Therein lies the problem I have with Foul Play: Without some sort of scorepad to keep track of things, it’s quite difficult to know how to interpret clues as you encounter them. As with all games of this type, a wrong guess also has a heavy price, often the end of the game for everyone involved. The publisher is aware of the former problem and has a suspect lineup chart you can download from their Web site:
With that set of illustrations, you can more easily interpret how “has a gun” or “smokes” or “is related to another servant” narrows down the field of suspects. If you play the game without any sort of reference, it’s going to prove frustrating, particularly for younger players. My suggestion: Download and print out their suspect reference sheet and leave it on the table adjacent to the Crime Scene card grid. Some way to jot down clues as they’re discovered would be beneficial too, a clue tracker pad similar to what’s included in many editions of Clue.
What they have done right is the artwork. The graphics are really splendid fun and nicely evocative of a sort of Victorian household, the classic setting of a whodunit. The black lettering with shadows?

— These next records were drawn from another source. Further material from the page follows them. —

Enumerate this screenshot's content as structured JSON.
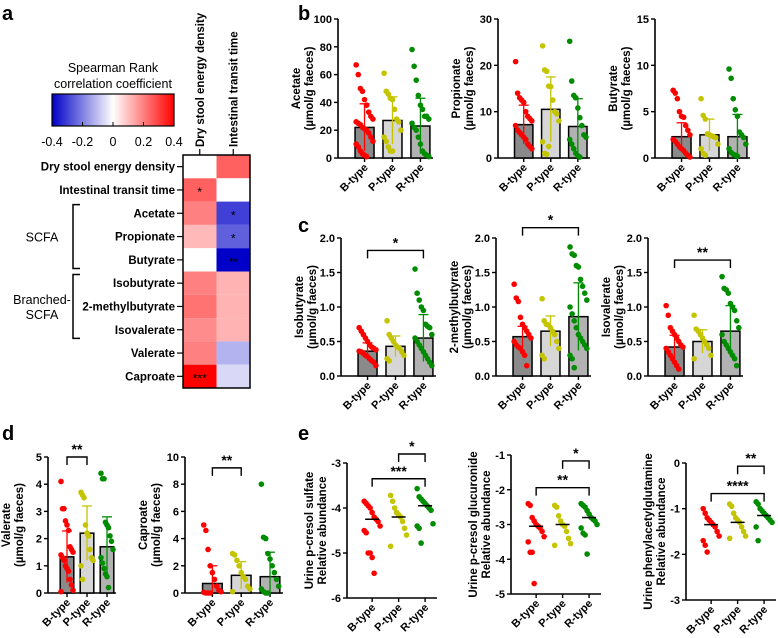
{
  "panel_letters": [
    "a",
    "b",
    "c",
    "d",
    "e"
  ],
  "groups": [
    "B-type",
    "P-type",
    "R-type"
  ],
  "colors": {
    "B-type": "#ff0000",
    "P-type": "#c4c400",
    "R-type": "#008c00",
    "bar_B": "#8a8a8a",
    "bar_P": "#d6d6d6",
    "bar_R": "#b2b2b2",
    "neg": "#0000c8",
    "pos": "#ff0000"
  },
  "chart_data": [
    {
      "type": "heatmap",
      "panel": "a",
      "title": "Spearman  Rank",
      "subtitle": "correlation coefficient",
      "colorbar_ticks": [
        "-0.4",
        "-0.2",
        "0",
        "0.2",
        "0.4"
      ],
      "range": [
        -0.4,
        0.4
      ],
      "columns": [
        "Dry stool energy density",
        "Intestinal transit time"
      ],
      "rows": [
        "Dry stool energy density",
        "Intestinal transit time",
        "Acetate",
        "Propionate",
        "Butyrate",
        "Isobutyrate",
        "2-methylbutyrate",
        "Isovalerate",
        "Valerate",
        "Caproate"
      ],
      "row_groups": [
        {
          "label": [
            "SCFA"
          ],
          "rows": [
            2,
            4
          ]
        },
        {
          "label": [
            "Branched-",
            "SCFA"
          ],
          "rows": [
            5,
            7
          ]
        }
      ],
      "values": [
        [
          0,
          0.25
        ],
        [
          0.25,
          0
        ],
        [
          0.2,
          -0.3
        ],
        [
          0.11,
          -0.25
        ],
        [
          0.0,
          -0.4
        ],
        [
          0.2,
          0.12
        ],
        [
          0.22,
          0.12
        ],
        [
          0.18,
          0.12
        ],
        [
          0.2,
          -0.12
        ],
        [
          0.4,
          -0.06
        ]
      ],
      "stars": [
        [
          "",
          ""
        ],
        [
          "*",
          ""
        ],
        [
          "",
          "*"
        ],
        [
          "",
          "*"
        ],
        [
          "",
          "**"
        ],
        [
          "",
          ""
        ],
        [
          "",
          ""
        ],
        [
          "",
          ""
        ],
        [
          "",
          ""
        ],
        [
          "***",
          ""
        ]
      ]
    },
    {
      "type": "bar",
      "panel": "b",
      "ylabel": [
        "Acetate",
        "(µmol/g faeces)"
      ],
      "ylim": [
        0,
        100
      ],
      "yticks": [
        "0",
        "20",
        "40",
        "60",
        "80",
        "100"
      ],
      "means": [
        22,
        27,
        23
      ],
      "sd": [
        17,
        17,
        20
      ],
      "points": [
        [
          67,
          60,
          50,
          48,
          42,
          38,
          33,
          30,
          28,
          26,
          25,
          24,
          22,
          21,
          20,
          18,
          15,
          12,
          10,
          8,
          5,
          3,
          2,
          1
        ],
        [
          61,
          48,
          46,
          43,
          42,
          35,
          28,
          26,
          20,
          15,
          12,
          8,
          5,
          5
        ],
        [
          78,
          66,
          56,
          45,
          38,
          35,
          30,
          30,
          28,
          25,
          22,
          20,
          15,
          10,
          5,
          3,
          2,
          1
        ]
      ],
      "sig": []
    },
    {
      "type": "bar",
      "panel": "b",
      "ylabel": [
        "Propionate",
        "(µmol/g faeces)"
      ],
      "ylim": [
        0,
        30
      ],
      "yticks": [
        "0",
        "10",
        "20",
        "30"
      ],
      "means": [
        7.2,
        10.5,
        6.8
      ],
      "sd": [
        4.2,
        7,
        6
      ],
      "points": [
        [
          20.8,
          14,
          13,
          12.5,
          12,
          10,
          9,
          8.5,
          8,
          7,
          6,
          5.5,
          5,
          4.5,
          4,
          3,
          2.5,
          2
        ],
        [
          24.2,
          19,
          18.7,
          15.5,
          15.4,
          12.5,
          10,
          9.5,
          8,
          3.5,
          1,
          0.8,
          2.5
        ],
        [
          25.2,
          16.6,
          13.5,
          13,
          10.8,
          8.7,
          7,
          5,
          4.5,
          4,
          3,
          2,
          1,
          0.5,
          0.2
        ]
      ],
      "sig": []
    },
    {
      "type": "bar",
      "panel": "b",
      "ylabel": [
        "Butyrate",
        "(µmol/g faeces)"
      ],
      "ylim": [
        0,
        15
      ],
      "yticks": [
        "0",
        "5",
        "10",
        "15"
      ],
      "means": [
        2.3,
        2.5,
        2.3
      ],
      "sd": [
        1.5,
        1.7,
        2.4
      ],
      "points": [
        [
          7.3,
          7,
          6.4,
          5,
          4.5,
          4.4,
          3.5,
          3,
          2.5,
          2,
          1.8,
          1.5,
          1.2,
          1,
          0.8,
          0.5,
          0.3,
          0.1
        ],
        [
          6.4,
          4.6,
          4.2,
          2.6,
          2.5,
          2.4,
          2.3,
          2.2,
          1.5,
          1,
          0.5,
          0.3
        ],
        [
          9.6,
          8.6,
          6.4,
          5.2,
          4.5,
          2.8,
          2.5,
          2.2,
          1.5,
          1,
          0.6,
          0.4,
          0.3,
          0.2
        ]
      ],
      "sig": []
    },
    {
      "type": "bar",
      "panel": "c",
      "ylabel": [
        "Isobutyrate",
        "(µmol/g faeces)"
      ],
      "ylim": [
        0,
        2
      ],
      "yticks": [
        "0.0",
        "0.5",
        "1.0",
        "1.5",
        "2.0"
      ],
      "means": [
        0.36,
        0.43,
        0.55
      ],
      "sd": [
        0.12,
        0.15,
        0.34
      ],
      "points": [
        [
          0.7,
          0.65,
          0.6,
          0.55,
          0.5,
          0.45,
          0.42,
          0.4,
          0.38,
          0.36,
          0.35,
          0.33,
          0.3,
          0.28,
          0.25,
          0.22,
          0.2,
          0.15
        ],
        [
          0.8,
          0.6,
          0.55,
          0.5,
          0.45,
          0.42,
          0.4,
          0.35,
          0.3,
          0.25,
          0.22
        ],
        [
          1.55,
          1.2,
          1.1,
          1.0,
          0.95,
          0.75,
          0.72,
          0.7,
          0.6,
          0.55,
          0.5,
          0.45,
          0.4,
          0.35,
          0.3,
          0.25,
          0.2,
          0.15
        ]
      ],
      "sig": [
        {
          "from": 0,
          "to": 2,
          "y": 1.82,
          "label": "*"
        }
      ]
    },
    {
      "type": "bar",
      "panel": "c",
      "ylabel": [
        "2-methylbutyrate",
        "(µmol/g faeces)"
      ],
      "ylim": [
        0,
        2
      ],
      "yticks": [
        "0.0",
        "0.5",
        "1.0",
        "1.5",
        "2.0"
      ],
      "means": [
        0.57,
        0.65,
        0.86
      ],
      "sd": [
        0.15,
        0.22,
        0.49
      ],
      "points": [
        [
          1.33,
          1.13,
          1.08,
          0.85,
          0.75,
          0.7,
          0.65,
          0.6,
          0.55,
          0.5,
          0.45,
          0.42,
          0.4,
          0.35,
          0.3,
          0.15
        ],
        [
          1.12,
          0.8,
          0.75,
          0.74,
          0.7,
          0.65,
          0.6,
          0.5,
          0.4,
          0.3,
          0.25
        ],
        [
          1.87,
          1.77,
          1.75,
          1.6,
          1.58,
          1.4,
          1.3,
          1.2,
          1.1,
          1.0,
          0.9,
          0.8,
          0.7,
          0.6,
          0.55,
          0.5,
          0.45,
          0.4,
          0.3,
          0.25,
          0.12
        ]
      ],
      "sig": [
        {
          "from": 0,
          "to": 2,
          "y": 2.15,
          "label": "*"
        }
      ]
    },
    {
      "type": "bar",
      "panel": "c",
      "ylabel": [
        "Isovalerate",
        "(µmol/g faeces)"
      ],
      "ylim": [
        0,
        2
      ],
      "yticks": [
        "0.0",
        "0.5",
        "1.0",
        "1.5",
        "2.0"
      ],
      "means": [
        0.42,
        0.5,
        0.65
      ],
      "sd": [
        0.17,
        0.17,
        0.37
      ],
      "points": [
        [
          1.02,
          0.88,
          0.7,
          0.65,
          0.6,
          0.55,
          0.5,
          0.45,
          0.42,
          0.4,
          0.35,
          0.3,
          0.25,
          0.2,
          0.15,
          0.1
        ],
        [
          0.88,
          0.68,
          0.65,
          0.6,
          0.55,
          0.5,
          0.45,
          0.4,
          0.3,
          0.25
        ],
        [
          1.44,
          1.27,
          1.25,
          1.2,
          1.05,
          1.0,
          0.95,
          0.8,
          0.7,
          0.6,
          0.5,
          0.45,
          0.4,
          0.35,
          0.3,
          0.25,
          0.15
        ]
      ],
      "sig": [
        {
          "from": 0,
          "to": 2,
          "y": 1.68,
          "label": "**"
        }
      ]
    },
    {
      "type": "bar",
      "panel": "d",
      "ylabel": [
        "Valerate",
        "(µmol/g faeces)"
      ],
      "ylim": [
        0,
        5
      ],
      "yticks": [
        "0",
        "1",
        "2",
        "3",
        "4",
        "5"
      ],
      "means": [
        1.33,
        2.2,
        1.7
      ],
      "sd": [
        0.95,
        1.0,
        1.1
      ],
      "points": [
        [
          4.1,
          3.1,
          3.1,
          2.65,
          2.5,
          2.3,
          1.7,
          1.6,
          1.5,
          1.4,
          1.3,
          1.2,
          1.0,
          0.9,
          0.8,
          0.5,
          0.3,
          0.1,
          0.05
        ],
        [
          3.7,
          3.6,
          3.5,
          2.5,
          2.2,
          2.1,
          1.6,
          1.3,
          1.2,
          1.0,
          0.5
        ],
        [
          4.4,
          4.2,
          4.2,
          2.6,
          2.5,
          2.4,
          2.1,
          1.9,
          1.6,
          1.3,
          1.1,
          0.9,
          0.7,
          0.6,
          0.2
        ]
      ],
      "sig": [
        {
          "from": 0,
          "to": 1,
          "y": 5.0,
          "label": "**"
        }
      ]
    },
    {
      "type": "bar",
      "panel": "d",
      "ylabel": [
        "Caproate",
        "(µmol/g faeces)"
      ],
      "ylim": [
        0,
        10
      ],
      "yticks": [
        "0",
        "2",
        "4",
        "6",
        "8",
        "10"
      ],
      "means": [
        0.7,
        1.3,
        1.2
      ],
      "sd": [
        1.3,
        1.0,
        1.8
      ],
      "points": [
        [
          5,
          4.6,
          3.2,
          2.0,
          1.5,
          1.0,
          0.5,
          0.2,
          0.1,
          0.05,
          0,
          0,
          0
        ],
        [
          2.9,
          2.8,
          2.4,
          2.0,
          1.5,
          1.2,
          1.0,
          0.5,
          0.3,
          0.1
        ],
        [
          8,
          4.1,
          4.0,
          2.9,
          2.5,
          2.0,
          1.5,
          1.0,
          0.5,
          0.3,
          0.1,
          0,
          0
        ]
      ],
      "sig": [
        {
          "from": 0,
          "to": 1,
          "y": 9.2,
          "label": "**"
        }
      ]
    },
    {
      "type": "scatter",
      "panel": "e",
      "ylabel": [
        "Urine p-cresol sulfate",
        "Relative abundance"
      ],
      "ylim": [
        -6,
        -3
      ],
      "yticks": [
        "-6",
        "-5",
        "-4",
        "-3"
      ],
      "medians": [
        -4.25,
        -4.2,
        -3.95
      ],
      "points": [
        [
          -3.85,
          -3.9,
          -3.95,
          -4.0,
          -4.1,
          -4.2,
          -4.25,
          -4.3,
          -4.4,
          -4.5,
          -4.55,
          -5.0,
          -5.0,
          -5.1,
          -5.45
        ],
        [
          -3.72,
          -3.85,
          -4.0,
          -4.1,
          -4.15,
          -4.2,
          -4.3,
          -4.45,
          -4.6,
          -4.85
        ],
        [
          -3.57,
          -3.75,
          -3.8,
          -3.85,
          -3.9,
          -3.95,
          -4.0,
          -4.05,
          -4.35,
          -4.4,
          -4.45,
          -4.78
        ]
      ],
      "sig": [
        {
          "from": 1,
          "to": 2,
          "y": -2.8,
          "label": "*"
        },
        {
          "from": 0,
          "to": 2,
          "y": -3.35,
          "label": "***"
        }
      ]
    },
    {
      "type": "scatter",
      "panel": "e",
      "ylabel": [
        "Urine p-cresol glucuronide",
        "Relative abundance"
      ],
      "ylim": [
        -5,
        -1
      ],
      "yticks": [
        "-5",
        "-4",
        "-3",
        "-2",
        "-1"
      ],
      "medians": [
        -3.05,
        -3.0,
        -2.8
      ],
      "points": [
        [
          -2.4,
          -2.45,
          -2.8,
          -2.9,
          -3.0,
          -3.05,
          -3.1,
          -3.2,
          -3.35,
          -3.5,
          -3.8,
          -3.8,
          -4.7
        ],
        [
          -2.45,
          -2.5,
          -2.75,
          -2.9,
          -3.0,
          -3.05,
          -3.2,
          -3.4,
          -3.55,
          -3.6
        ],
        [
          -2.4,
          -2.45,
          -2.5,
          -2.6,
          -2.7,
          -2.8,
          -2.85,
          -2.9,
          -3.0,
          -3.1,
          -3.25,
          -3.3,
          -3.85
        ]
      ],
      "sig": [
        {
          "from": 1,
          "to": 2,
          "y": -1.17,
          "label": "*"
        },
        {
          "from": 0,
          "to": 2,
          "y": -1.94,
          "label": "**"
        }
      ]
    },
    {
      "type": "scatter",
      "panel": "e",
      "ylabel": [
        "Urine phenylacetylglutamine",
        "Relative abundance"
      ],
      "ylim": [
        -3,
        0
      ],
      "yticks": [
        "-3",
        "-2",
        "-1",
        "0"
      ],
      "medians": [
        -1.35,
        -1.3,
        -1.15
      ],
      "points": [
        [
          -1.0,
          -1.1,
          -1.2,
          -1.25,
          -1.3,
          -1.35,
          -1.4,
          -1.5,
          -1.6,
          -1.7,
          -1.8,
          -1.95
        ],
        [
          -0.9,
          -0.95,
          -1.1,
          -1.2,
          -1.25,
          -1.3,
          -1.4,
          -1.5,
          -1.6,
          -1.65
        ],
        [
          -0.85,
          -0.9,
          -1.0,
          -1.05,
          -1.1,
          -1.15,
          -1.2,
          -1.25,
          -1.3,
          -1.4,
          -1.7
        ]
      ],
      "sig": [
        {
          "from": 1,
          "to": 2,
          "y": -0.07,
          "label": "**"
        },
        {
          "from": 0,
          "to": 2,
          "y": -0.67,
          "label": "****"
        }
      ]
    }
  ]
}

That could be easily improved and hopefully will be in the second mystery deck, Once Upon a Crime, which should be out in a month or two.
Ultimately, whether you and your family enjoy Foul Play depends on whether you like deductive reasoning games. If Clue is a go-to on trips, this mystery card deck is a great alternative. You can carry in your pocket and solve mysteries on a plane flight or even while waiting for dinner after you’ve ordered during the evening rush. Otherwise, you might find yourselves sharing clues and racing to get the suspect card so you can accuse them of the crime, a different game entirely!
Foul Play: The Manor Murder Mystery card game is published by After Dark Murder Mystery Events and costs £8.95 (about $12.50 USD). You can learn more about it and the sequel Once Upon A Crime, at https://www.foulplaygame.co.uk
Disclosure: After Dark Murder Mystery Events sent me a copy of the game in return for this candid review. Indubitably suspicious. Or perhaps not!